Issues and opportunities involving housing and health care top the list of priorities for Spokane-area municipalities and organizations as they prepare to make their cases at the 2020 Washington state legislative session.
To bolster the housing market, the city of Spokane hopes the Legislature will pass new laws that would add permanently affordable housing to the list of qualifying public improvements, opening such projects to tax increment financing, local infrastructure housing financing tools, and local revitalization financing.
The Legislature considered but didn’t pass such a measure several years ago, says Erik Poulson, city of Spokane intergovernmental affairs director.
The proposed legislation would rely heavily on tax increment financing, or TIF, as a way to incentivize developers to construct housing that would, by law, remain affordable in perpetuity.
Tax increment financing uses expected future taxes to fund public improvements and to help incentivize economic development in a defined area.
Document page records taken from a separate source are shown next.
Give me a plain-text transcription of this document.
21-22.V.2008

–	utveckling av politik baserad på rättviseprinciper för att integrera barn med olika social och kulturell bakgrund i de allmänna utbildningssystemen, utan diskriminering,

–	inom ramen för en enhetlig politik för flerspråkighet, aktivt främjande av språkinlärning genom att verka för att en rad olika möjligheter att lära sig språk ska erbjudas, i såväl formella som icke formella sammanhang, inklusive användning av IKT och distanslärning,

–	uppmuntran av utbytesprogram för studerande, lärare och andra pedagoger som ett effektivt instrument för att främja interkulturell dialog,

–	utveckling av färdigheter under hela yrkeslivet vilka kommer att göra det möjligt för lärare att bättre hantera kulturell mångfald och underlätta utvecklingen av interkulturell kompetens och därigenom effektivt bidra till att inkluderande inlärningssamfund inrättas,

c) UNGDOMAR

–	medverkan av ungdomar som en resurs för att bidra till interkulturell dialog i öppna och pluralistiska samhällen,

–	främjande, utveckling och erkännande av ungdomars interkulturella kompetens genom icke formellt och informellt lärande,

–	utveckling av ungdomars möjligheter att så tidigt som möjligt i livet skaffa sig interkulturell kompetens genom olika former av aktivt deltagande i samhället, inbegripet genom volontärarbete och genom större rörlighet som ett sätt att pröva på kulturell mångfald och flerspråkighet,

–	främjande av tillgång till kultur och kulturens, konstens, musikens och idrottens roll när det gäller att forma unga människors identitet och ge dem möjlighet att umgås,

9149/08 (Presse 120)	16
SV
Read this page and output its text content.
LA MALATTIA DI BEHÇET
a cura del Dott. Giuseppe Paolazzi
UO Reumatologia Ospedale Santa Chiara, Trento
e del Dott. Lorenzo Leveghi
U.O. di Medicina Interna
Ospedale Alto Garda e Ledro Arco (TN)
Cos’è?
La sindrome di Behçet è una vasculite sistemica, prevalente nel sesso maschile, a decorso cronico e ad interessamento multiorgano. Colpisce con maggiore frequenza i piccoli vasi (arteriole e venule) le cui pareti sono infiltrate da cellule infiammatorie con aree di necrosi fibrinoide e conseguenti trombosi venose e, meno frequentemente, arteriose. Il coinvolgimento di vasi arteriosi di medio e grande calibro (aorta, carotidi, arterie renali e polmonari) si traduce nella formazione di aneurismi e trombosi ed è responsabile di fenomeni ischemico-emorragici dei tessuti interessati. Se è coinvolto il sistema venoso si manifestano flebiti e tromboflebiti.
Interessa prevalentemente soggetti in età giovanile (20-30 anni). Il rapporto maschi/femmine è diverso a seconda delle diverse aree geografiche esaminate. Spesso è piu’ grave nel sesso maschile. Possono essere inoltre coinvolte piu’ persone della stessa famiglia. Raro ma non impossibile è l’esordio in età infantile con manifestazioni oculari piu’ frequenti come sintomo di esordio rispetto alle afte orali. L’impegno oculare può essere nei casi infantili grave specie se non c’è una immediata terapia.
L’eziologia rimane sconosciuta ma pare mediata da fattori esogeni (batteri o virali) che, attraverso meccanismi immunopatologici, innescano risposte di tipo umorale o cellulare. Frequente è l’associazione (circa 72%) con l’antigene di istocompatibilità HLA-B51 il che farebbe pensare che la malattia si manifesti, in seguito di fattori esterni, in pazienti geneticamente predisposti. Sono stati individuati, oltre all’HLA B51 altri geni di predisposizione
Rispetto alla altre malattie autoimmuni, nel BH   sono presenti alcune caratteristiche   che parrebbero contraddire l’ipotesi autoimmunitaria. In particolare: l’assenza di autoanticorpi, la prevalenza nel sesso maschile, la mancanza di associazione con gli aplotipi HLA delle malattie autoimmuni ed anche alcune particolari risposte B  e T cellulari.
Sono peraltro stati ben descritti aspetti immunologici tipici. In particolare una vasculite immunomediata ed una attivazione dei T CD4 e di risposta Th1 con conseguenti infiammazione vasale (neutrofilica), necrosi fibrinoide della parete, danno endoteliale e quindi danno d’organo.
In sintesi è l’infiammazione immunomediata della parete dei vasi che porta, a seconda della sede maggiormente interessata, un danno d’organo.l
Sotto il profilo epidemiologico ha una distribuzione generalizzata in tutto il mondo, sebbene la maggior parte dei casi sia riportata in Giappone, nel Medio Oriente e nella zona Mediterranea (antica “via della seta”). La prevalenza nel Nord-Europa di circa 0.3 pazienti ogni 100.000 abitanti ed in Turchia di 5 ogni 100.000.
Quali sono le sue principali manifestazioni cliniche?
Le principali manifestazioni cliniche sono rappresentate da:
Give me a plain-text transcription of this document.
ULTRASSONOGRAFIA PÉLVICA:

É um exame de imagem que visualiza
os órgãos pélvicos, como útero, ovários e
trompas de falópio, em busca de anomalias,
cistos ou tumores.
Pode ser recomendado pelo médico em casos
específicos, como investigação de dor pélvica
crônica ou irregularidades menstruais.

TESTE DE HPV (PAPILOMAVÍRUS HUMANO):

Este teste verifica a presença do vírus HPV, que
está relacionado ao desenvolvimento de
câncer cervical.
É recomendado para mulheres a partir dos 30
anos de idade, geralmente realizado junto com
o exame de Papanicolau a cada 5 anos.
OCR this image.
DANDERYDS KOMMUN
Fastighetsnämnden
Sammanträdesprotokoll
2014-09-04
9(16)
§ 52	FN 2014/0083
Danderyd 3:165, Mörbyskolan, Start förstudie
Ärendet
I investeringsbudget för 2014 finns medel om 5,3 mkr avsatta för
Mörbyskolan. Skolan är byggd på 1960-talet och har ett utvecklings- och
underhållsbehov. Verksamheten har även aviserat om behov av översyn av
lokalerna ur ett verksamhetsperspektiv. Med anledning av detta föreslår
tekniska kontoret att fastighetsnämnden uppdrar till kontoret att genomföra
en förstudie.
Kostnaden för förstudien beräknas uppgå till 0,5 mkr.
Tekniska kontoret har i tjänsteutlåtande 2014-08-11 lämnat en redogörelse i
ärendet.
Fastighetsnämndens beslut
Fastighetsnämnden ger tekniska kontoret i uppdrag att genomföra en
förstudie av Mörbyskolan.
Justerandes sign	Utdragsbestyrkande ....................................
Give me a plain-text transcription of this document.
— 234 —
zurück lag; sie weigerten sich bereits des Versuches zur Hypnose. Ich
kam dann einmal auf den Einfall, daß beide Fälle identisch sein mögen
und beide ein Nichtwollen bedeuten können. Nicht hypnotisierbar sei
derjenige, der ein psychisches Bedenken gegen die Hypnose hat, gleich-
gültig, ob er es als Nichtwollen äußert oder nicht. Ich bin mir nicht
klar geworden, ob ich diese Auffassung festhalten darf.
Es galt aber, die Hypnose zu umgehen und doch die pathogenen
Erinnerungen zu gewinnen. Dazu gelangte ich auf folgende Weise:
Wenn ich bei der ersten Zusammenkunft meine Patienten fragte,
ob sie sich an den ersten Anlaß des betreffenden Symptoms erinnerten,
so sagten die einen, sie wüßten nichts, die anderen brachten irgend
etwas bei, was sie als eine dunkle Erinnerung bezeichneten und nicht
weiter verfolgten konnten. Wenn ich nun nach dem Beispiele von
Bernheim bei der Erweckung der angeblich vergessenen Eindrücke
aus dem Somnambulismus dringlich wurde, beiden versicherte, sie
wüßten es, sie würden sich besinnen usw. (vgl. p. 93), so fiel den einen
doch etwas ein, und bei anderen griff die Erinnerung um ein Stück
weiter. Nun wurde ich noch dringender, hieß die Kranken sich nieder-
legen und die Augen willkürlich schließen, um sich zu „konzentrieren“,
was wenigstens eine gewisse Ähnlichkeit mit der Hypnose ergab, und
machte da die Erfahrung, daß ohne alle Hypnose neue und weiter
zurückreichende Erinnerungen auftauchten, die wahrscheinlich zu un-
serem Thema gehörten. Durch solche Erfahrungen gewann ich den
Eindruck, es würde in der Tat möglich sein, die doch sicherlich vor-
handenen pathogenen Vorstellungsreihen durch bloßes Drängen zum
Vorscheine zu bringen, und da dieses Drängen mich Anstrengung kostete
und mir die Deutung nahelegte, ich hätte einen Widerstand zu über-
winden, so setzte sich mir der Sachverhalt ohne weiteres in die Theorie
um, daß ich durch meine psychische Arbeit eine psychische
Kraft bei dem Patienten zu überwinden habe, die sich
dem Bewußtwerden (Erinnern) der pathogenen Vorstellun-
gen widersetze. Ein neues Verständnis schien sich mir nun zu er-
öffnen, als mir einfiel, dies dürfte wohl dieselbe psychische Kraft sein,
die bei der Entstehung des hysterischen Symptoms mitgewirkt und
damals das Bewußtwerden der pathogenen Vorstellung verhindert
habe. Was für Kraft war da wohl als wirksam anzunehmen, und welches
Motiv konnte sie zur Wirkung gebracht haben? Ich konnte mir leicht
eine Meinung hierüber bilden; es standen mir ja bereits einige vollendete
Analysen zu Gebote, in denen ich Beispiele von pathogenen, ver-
“It would allow use of expected tax revenues in the future up front to build housing faster,” Poulson says.
Tax increment financing was used to fund infrastructure improvements and public amenities in the Kendall Yards development, says Breean Beggs, Spokane city councilman and council president-elect.
“All the streets, sewers, and sidewalks were financed with the tax increment financing vehicle,” Beggs says. “It was paid for by the increased property tax revenues by developing that property.”
However, Beggs says he wishes there had been a way to use TIF money to buy nearby housing properties and place them in land trusts, thereby protecting them from gentrification. But at the time, TIF funds were available only to infrastructure, not to housing.
Under the proposed legislation, Beggs says he hopes to be able to include housing properties in TIF projects. Those properties would be placed in land trusts, meaning a nonprofit organization would own the land and would sell the home to a family with household income within a certain income range.
“Then those people own the homes and can resell them, but the sale price is restricted by a percentage per year,” Beggs says. “They can earn appreciation, but the first owner doesn’t get a huge windfall.”
Behavioral Health
Spokane, Spokane Valley, and Greater Spokane Incorporated are among the groups advocating for House Bill 1590, which Poulson says would allow city and county legislative authorities to pass a local sales-and-use tax of up to 0.1% to be used for housing and for mental and behavioral health services.
Housing provided through the proposed statute would be available only to certain populations, including homeless families with children, those who have experienced domestic violence, veterans, and senior citizens.
The measure failed to pass the most recent legislative session, Poulson says, but it’s already functionally in place in many areas.
“A lot of communities in Washington state have already used this tool,” Poulson says. “Typically, they go to the ballot and ask the voters to support the sales-and-use tax for housing.”
HB 1590 would relieve municipalities of the current requirements to place such funding measures on their ballots, he says.
Condo Laws
Last year, the Legislature passed Senate Bill 5219, which augmented previous legislation regarding construction of condominiums. Under legislation passed in 2009, builders risked being sued due to the language of the condo warranty law. It was intended to protect consumers from dishonest developers who might construct shoddy condos.
Instead, Spokane Association of Realtors government affairs director Darin Watkins says, that law paved the way for condominium associations to sue builders and developers, which led to liability insurance rates skyrocketing. Thus, construction of new condominium developments has been a less common occurrence in the state.
“As you can imagine, it would be extremely expensive to build a condominium if you were automatically guaranteed to be sued,” Watkins says.
Under SB 5219, the law was clarified so that certain condominium construction warranty requirements don’t apply to condominiums with fewer than seven units.
Watkins says local developers, including Greenstone Corp. founder Jim Frank, believe the legislation didn’t go far enough to protect condo builders and developers.
Legislators passed the bill with good intentions, says University District CEO Lars Gilberts, but revisiting the legislation could remove the risk of lawsuits for condominium projects of all sizes.
“It would clarify the risk so succinctly that builders … don’t have a huge additional cost for liability,” Gilberts says. “It’s great for infill development in many ways; it lines up with what the city has done with their infill development standards, especially this last round.”
Nurse Licensure
Among its legislative priorities, Greater Spokane Incorporated hopes to convince legislators to allow Washington to join the Nurse Licensure Compact.
GSI spokeswoman Cara Coon says West Coast states are conspicuously missing from the coalition of 34 states engaged in the compact.
“It basically serves as license reciprocity within those states,” Coon says. “If Washington became part of the compact, a nurse could choose to have a Washington state license or a compact license.”
The push to include Washington in the compact is being driven in large part by the U.S. Department of Defense, Coon says.
“One of their top issues is family and spousal employment of their military members in the U.S.,” Coon says. “We want spouses at Fairchild who are nurses to be able to practice and not have to wait two or three months to get their Washington state license, when they’re only (stationed) here for 18 to 24 months.”
Passing such legislation would help to ease a local shortage of nurses, Coon says, and would ensure that a full workforce of qualified nurses is available in Washington in case of an emergency.